If not for the sour borscht, which gave food poisoning to most of the staff, the picture would have been idyllic.
On the very first day, my colleague and I went for a walk around Sloviansk. We visited the police station, which became ground zero for the war in 2014, and the Security Service building that used to house Girkin’s court. Sloviansk would feel like a regular peaceful city if not for distant artillery thunder and occasional shelling. They have a working coffee place, bakery, and shop there.
Many people have evacuated, and those who stayed won’t have it any other way. Some of the latter don’t want to leave, others have nowhere to go, and then there are those who keep clinging to their houses and pets.
Kramatorsk, Bakhmut, and Sloviansk residents can be classified into three groups. The first support Ukraine. The second want to end the war. They don’t care who wins. Medics and the military call those Zamirs (a play on “za mir”, the Russian for “for peace” — Translator’s Note). And the third are local vatniks (a Ukrainian derogatory term for Russian supporters — TN). They want Russia to win and reveal our soldiers’ positions to the occupiers. Upon entering the city, I looked in our rear window and saw a woman on the curb give us a middle finger. That’s just sad. People like these are no more or less numerous than others — they just exist.

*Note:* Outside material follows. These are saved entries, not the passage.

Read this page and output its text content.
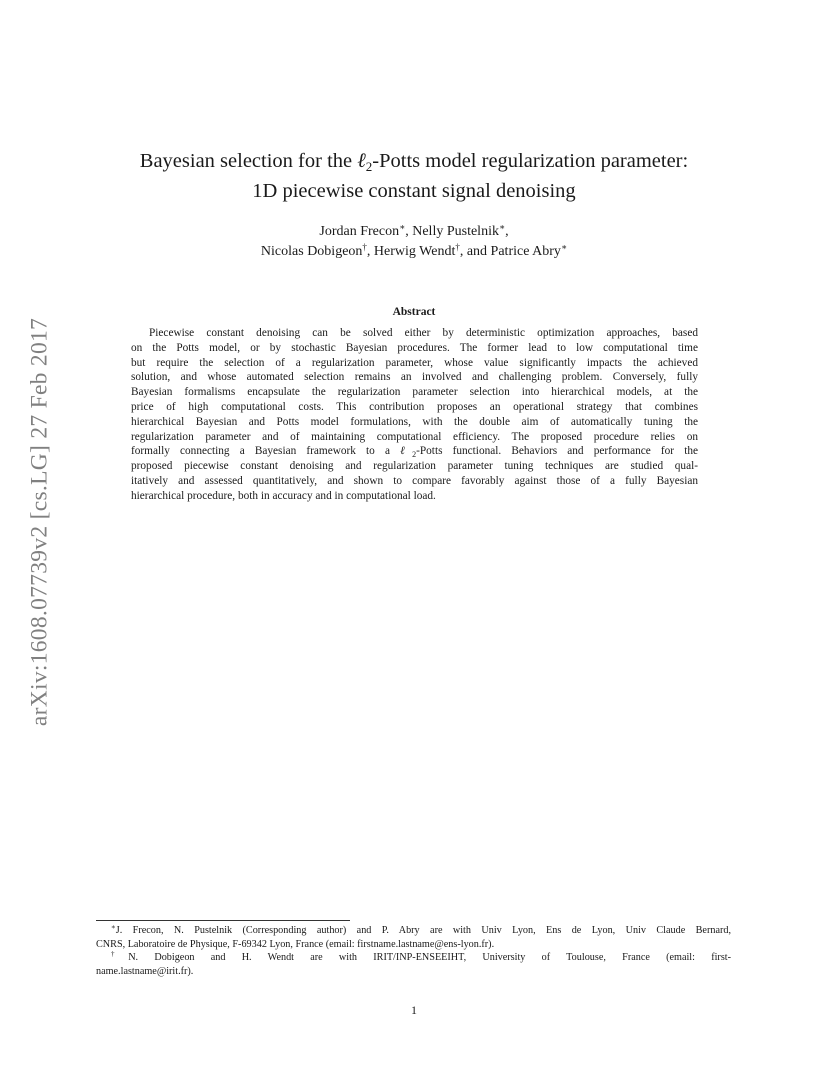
arXiv:1608.07739v2 [cs.LG] 27 Feb 2017
Bayesian selection for the ℓ2-Potts model regularization parameter:
1D piecewise constant signal denoising
Jordan Frecon∗, Nelly Pustelnik∗,
Nicolas Dobigeon†, Herwig Wendt†, and Patrice Abry∗
Abstract
Piecewise constant denoising can be solved either by deterministic optimization approaches, based
on the Potts model, or by stochastic Bayesian procedures. The former lead to low computational time
but require the selection of a regularization parameter, whose value significantly impacts the achieved
solution, and whose automated selection remains an involved and challenging problem. Conversely, fully
Bayesian formalisms encapsulate the regularization parameter selection into hierarchical models, at the
price of high computational costs. This contribution proposes an operational strategy that combines
hierarchical Bayesian and Potts model formulations, with the double aim of automatically tuning the
regularization parameter and of maintaining computational efficiency. The proposed procedure relies on
formally connecting a Bayesian framework to a ℓ$_2$-Potts functional. Behaviors and performance for the
proposed piecewise constant denoising and regularization parameter tuning techniques are studied qual-
itatively and assessed quantitatively, and shown to compare favorably against those of a fully Bayesian
hierarchical procedure, both in accuracy and in computational load.
∗J. Frecon, N. Pustelnik (Corresponding author) and P. Abry are with Univ Lyon, Ens de Lyon, Univ Claude Bernard,
CNRS, Laboratoire de Physique, F-69342 Lyon, France (email: firstname.lastname@ens-lyon.fr).
†N. Dobigeon and H. Wendt are with IRIT/INP-ENSEEIHT, University of Toulouse, France (email: first-
name.lastname@irit.fr).
1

The Sloviansk locals who don’t care who wins as long as there is peace have been nicknamed Zamirs.
In the field of medicine, there is a notion of a long and short leg. The short one is saving the injured from the frontline. The most important thing here is to stabilize the injured person. The surgeries are usually conducted in the hospital, and then the patients are transferred to Kramatorsk. Press is not invited on sorties like these. The long leg is a call for medics to provide assistance in the city — both to the military and the civilians. During one such call, we had to give medical care to one Alyosha — a local who looked almost like a homeless person. Alyosha got himself into a curious story. A while back, he stole his neighbour’s bike, and the rightful owner decided to remind him about it only now, for some reason. So, the guy found Alyosha, who was blissfully drinking at the time, and smashed his head with a hard-rubber baton. It was a sight to behold when we were finished with him. Just imagine a starry summer night, with the moon shining in the sky and Alyosha’s gaunt figure illuminated by our headlights, with his head bandaged.

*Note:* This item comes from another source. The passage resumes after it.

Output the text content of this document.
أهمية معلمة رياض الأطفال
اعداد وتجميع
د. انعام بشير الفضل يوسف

A medic’s rule of thumb is that keeping yourself alive is a priority. Treating an injured person, you use their medkit, not yours. Why? Well, one dead person is still better than two. If the injured person has no medkit of their own, the medic acts at their own discretion.
Treating an injured person, you use their medkit, not yours. Why? Well, one dead person is still better than two.

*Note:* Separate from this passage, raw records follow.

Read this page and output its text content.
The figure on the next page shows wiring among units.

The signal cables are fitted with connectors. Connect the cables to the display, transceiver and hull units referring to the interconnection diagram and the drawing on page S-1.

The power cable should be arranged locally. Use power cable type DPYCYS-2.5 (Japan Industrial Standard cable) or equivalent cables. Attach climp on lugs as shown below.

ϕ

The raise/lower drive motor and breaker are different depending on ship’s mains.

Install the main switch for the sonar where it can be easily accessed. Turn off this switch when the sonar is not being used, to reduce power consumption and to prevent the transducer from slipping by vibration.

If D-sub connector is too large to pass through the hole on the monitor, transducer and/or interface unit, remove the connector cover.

The strikes grew much more frequent on the last day of our stay. As a rule, the more shelling, the more injured. We set in the corridor as the explosions grew closer and closer. And then they told us that the injured were brought in. When I entered, I saw a woman’s body on the table. Her face was a bloody mess. Also, a man lay in the corridor, his thigh riddled with shrapnel. They were a couple. Medics saved the woman, but the man died.
I couldn’t pull myself together for some time after this. I kept thinking, how do medics bear all that? Then it was explained to me that doctors just treat this as their work. Humour also helps. Although sometimes rough and dark, it keeps them sane.
Those people are real heroes. They do everything in their force to help us win. And who am I? I’m just a guy with a camera doing nothing to help. This thought made me sad for some time. But then Kuzma confided in me that he felt he wasn’t doing enough to help. His words blew my mind. “Who is then?” I asked. Then, a few minutes into our conversation, we came to a mundane, albeit crucial conclusion — everybody must do their job.